Another difficulty relating to simply getting to the point of being able to do the sequencing work was collecting all the samples. Author Jinpu Wei states: "We cooperated with experts from the Ruili Forestry Bureau to collect plant materials distributed in the area of Ruili for the establishment of a digital botanical garden. After 45-days of tiring effort, we collected 1,093 plant materials. Although it was challenging for us to transport the materials properly, we finally managed to ensure the high quality of these plant materials for future research."
Corresponding author, Xin Liu, adds that the project "was a baseline project to fine tune and standardize the sampling, methodologies, and the data accumulation and analyses techniques for large-scale genome projects like the 10KP (10 thousand Plant Genome Project). From this project, we have gained considerable and useful experience for subsequent sample collection, sequencing, and assembly. At the same time, the data produced from this study can be effectively used in subsequent genome projects."
Despite having constructed only one sequencing library for each species, the authors were able to assemble preliminary genomes for 17 of them, reflecting the quality and reuse potential of the DNA. Researchers at the Chinese University of Hong Kong have already independently assembled the genomes of species of particular interest to them. The potential for the wider research community to study their species of interest, improve other genomes, develop tools and methods, and provide education opportunities for new generations of scientists is enormous.
Lead author Huan Liu added that "Genomic characterization will provide a large amount of basic data for plant genome assembly, which will be an excellent start for the 10KP project.

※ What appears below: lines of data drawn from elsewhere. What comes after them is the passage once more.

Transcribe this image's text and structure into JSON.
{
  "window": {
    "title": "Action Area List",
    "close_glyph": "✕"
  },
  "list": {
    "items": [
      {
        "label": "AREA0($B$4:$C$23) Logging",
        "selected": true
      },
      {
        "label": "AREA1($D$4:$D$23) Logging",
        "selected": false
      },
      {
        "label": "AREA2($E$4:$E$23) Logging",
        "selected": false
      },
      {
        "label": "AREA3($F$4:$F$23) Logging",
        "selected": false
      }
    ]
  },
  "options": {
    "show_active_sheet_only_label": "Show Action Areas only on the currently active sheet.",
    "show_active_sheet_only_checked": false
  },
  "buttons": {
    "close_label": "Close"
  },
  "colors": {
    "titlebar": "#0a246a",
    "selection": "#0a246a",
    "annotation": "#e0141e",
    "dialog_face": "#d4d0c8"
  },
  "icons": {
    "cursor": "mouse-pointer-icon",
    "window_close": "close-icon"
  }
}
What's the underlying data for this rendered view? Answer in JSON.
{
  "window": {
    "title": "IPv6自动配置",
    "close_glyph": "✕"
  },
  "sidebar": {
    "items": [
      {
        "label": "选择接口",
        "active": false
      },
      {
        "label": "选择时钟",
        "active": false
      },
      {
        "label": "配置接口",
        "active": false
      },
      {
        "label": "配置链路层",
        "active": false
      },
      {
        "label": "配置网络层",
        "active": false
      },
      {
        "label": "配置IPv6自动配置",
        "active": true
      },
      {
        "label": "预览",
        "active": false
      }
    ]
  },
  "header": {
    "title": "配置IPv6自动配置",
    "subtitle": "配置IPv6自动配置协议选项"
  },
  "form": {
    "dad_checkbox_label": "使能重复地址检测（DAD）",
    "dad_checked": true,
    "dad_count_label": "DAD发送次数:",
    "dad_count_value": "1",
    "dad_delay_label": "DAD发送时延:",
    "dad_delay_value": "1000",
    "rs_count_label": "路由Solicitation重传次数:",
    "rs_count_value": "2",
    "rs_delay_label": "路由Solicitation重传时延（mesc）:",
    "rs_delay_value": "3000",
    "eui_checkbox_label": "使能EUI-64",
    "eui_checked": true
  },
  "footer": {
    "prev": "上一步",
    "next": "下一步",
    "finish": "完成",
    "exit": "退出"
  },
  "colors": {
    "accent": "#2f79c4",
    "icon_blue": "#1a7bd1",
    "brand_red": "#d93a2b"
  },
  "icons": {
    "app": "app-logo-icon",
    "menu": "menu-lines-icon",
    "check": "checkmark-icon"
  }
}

At the same time, it lays a good foundation for the future research on the correlation mechanism from macroscopic ecology and biodiversity to microscopic molecular level."
To promote more extensive data sharing than just making sequence data available, the researchers are also making the digitized images available and providing access to the herbarium. The Herbarium (HCNGB) serves as a living plant database that records the position of species grown in the Ruili Botanical Garden and monitors the status of each species.
All the digital data generated here (images, raw sequencing data, assembled chloroplast genomes, and preliminary nuclear genome assemblies) are available via the NCBI SRA, GigaScience GigaDB database and China National GeneBank CNSA. Additionally, to enable the data to be searched and genomes and species identification to be updated, metadata is indexed and linked via Datacite and GigaDB. And all resources are released without restriction under a CC0 waiver. Author Dr Sunil Kumar Sahu highlighted that this is the most important legacy of the project "This dataset is of great value to plant researchers, and more importantly, can serve as a reference for future planetary-scale genome sequencing projects including the Earth BioGenome Project (EBP) and 10 thousand Plant Genome Project (10KP)."